Boemer also discussed “challenges and opportunities” at other stages in the interconnection process. Feasibility studies, he said, often have limited screening for grid strength metrics that could help determine “whether at all, and what type of models and system impact studies would be needed to reliably connect the IBR.” He suggested that “maybe some screening based on site transmission hosting capacity maps, or brute strength measures could help inform what level of detail of modeling might be required.”

Regarding subsequent interconnection studies, Boemer said that where a change of plant equipment might trigger a re-study of the reliability study, “appropriate and sufficient and validated models based on the actual equipment that would be used in the field may become important.”

Boemer provided a link to an EPRI web page regarding validated, publicly available models for various types of studies.

Interconnection and reliability

Boemer indicated that his comments were intended to address “today’s interconnection process” and also reliability issues with inverter-based resources. The interconnection study process for large-scale renewables and storage is “highly diverse” across regional grid operators and “kind of backlogged,” he said, adding that the process lacks technical standards, requires different levels of technical detail for models and studies, and often is not automated.

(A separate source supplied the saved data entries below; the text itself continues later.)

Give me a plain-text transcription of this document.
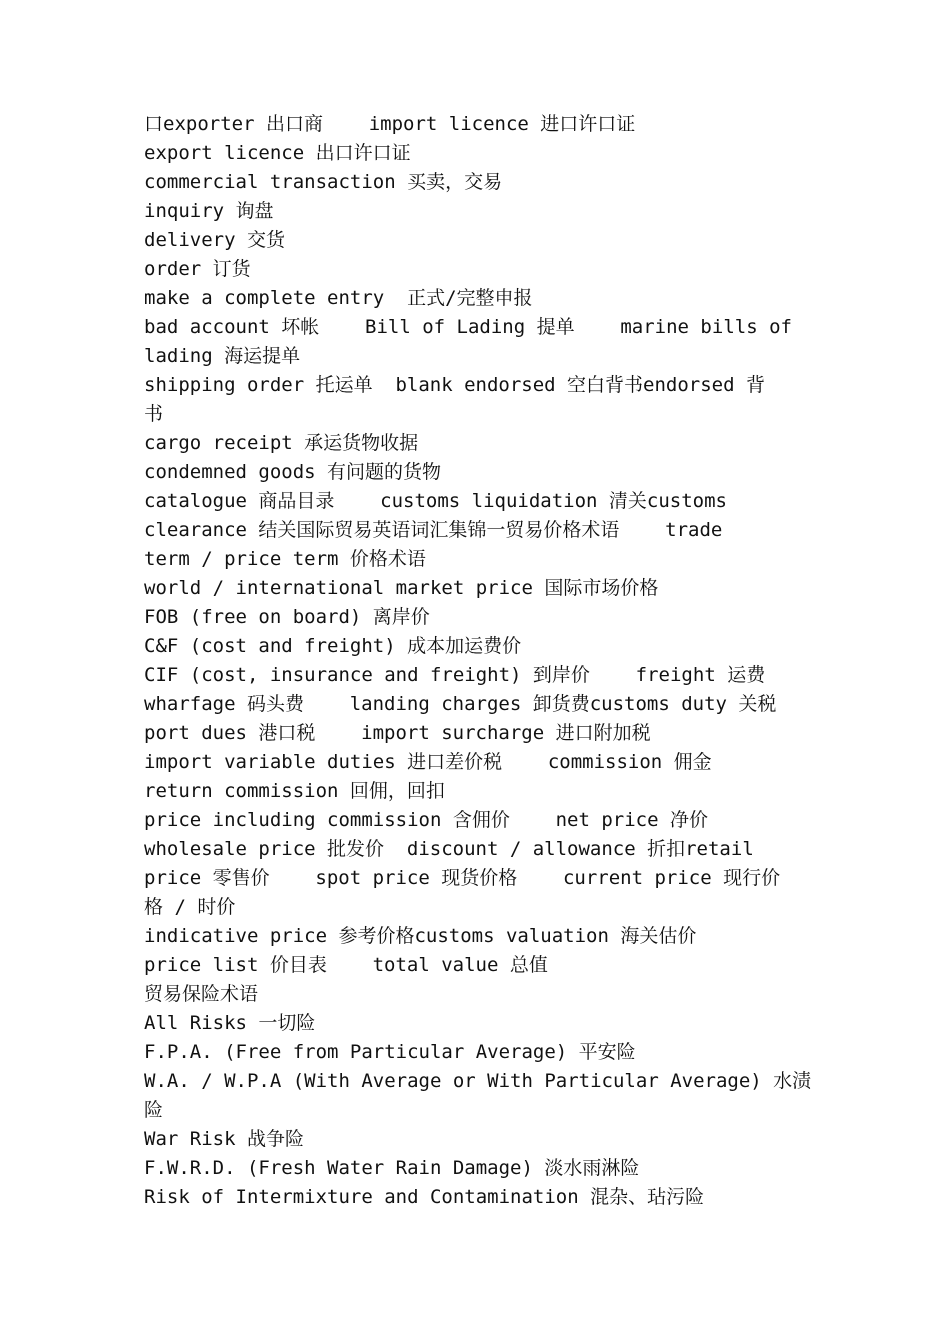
口exporter 出口商    import licence 进口许口证
export licence 出口许口证
commercial transaction 买卖，交易
inquiry 询盘
delivery 交货
order 订货
make a complete entry  正式/完整申报
bad account 坏帐    Bill of Lading 提单    marine bills of
lading 海运提单
shipping order 托运单  blank endorsed 空白背书endorsed 背
书
cargo receipt 承运货物收据
condemned goods 有问题的货物
catalogue 商品目录    customs liquidation 清关customs
clearance 结关国际贸易英语词汇集锦一贸易价格术语    trade
term / price term 价格术语
world / international market price 国际市场价格
FOB (free on board) 离岸价
C&F (cost and freight) 成本加运费价
CIF (cost, insurance and freight) 到岸价    freight 运费
wharfage 码头费    landing charges 卸货费customs duty 关税
port dues 港口税    import surcharge 进口附加税
import variable duties 进口差价税    commission 佣金
return commission 回佣，回扣
price including commission 含佣价    net price 净价
wholesale price 批发价  discount / allowance 折扣retail
price 零售价    spot price 现货价格    current price 现行价
格 / 时价
indicative price 参考价格customs valuation 海关估价
price list 价目表    total value 总值
贸易保险术语
All Risks 一切险
F.P.A. (Free from Particular Average) 平安险
W.A. / W.P.A (With Average or With Particular Average) 水渍
险
War Risk 战争险
F.W.R.D. (Fresh Water Rain Damage) 淡水雨淋险
Risk of Intermixture and Contamination 混杂、玷污险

Boemer also spoke of “significant reliability issues, with solar PV plants in particular,” pointing to resource disturbances as recently as last year, as analyzed by the North American Electric Reliability Corporation (NERC). “Those issues seem to be rooted in a mixture of insufficient inverter unit performance, and insufficient plant design and configuration.” He recommended pre-construction design evaluation, which “we see in other areas of the world being used much more thoroughly than here in the U.S.” Following plant construction, Boemer discussed a possible “as-built” plant-level evaluation that could show that the plant as installed matches what was designed and studied.


“We do not have to reinvent the wheel,” Boemer concluded. The challenges he discussed “are new to North America” but “this is not new to many regions of the world.” North America “could leverage international learnings,” he said, listing resources developed by the International Electrotechnical Commission (IEC), the European association for the cooperation of transmission system operators (ENTSO-e), and national standards developed in Germany and Australia.

By referencing these learnings, Boemer said, the Federal Energy Regulatory Commission “could fill in some important gaps that have not been identified” in its notice of proposed rulemaking.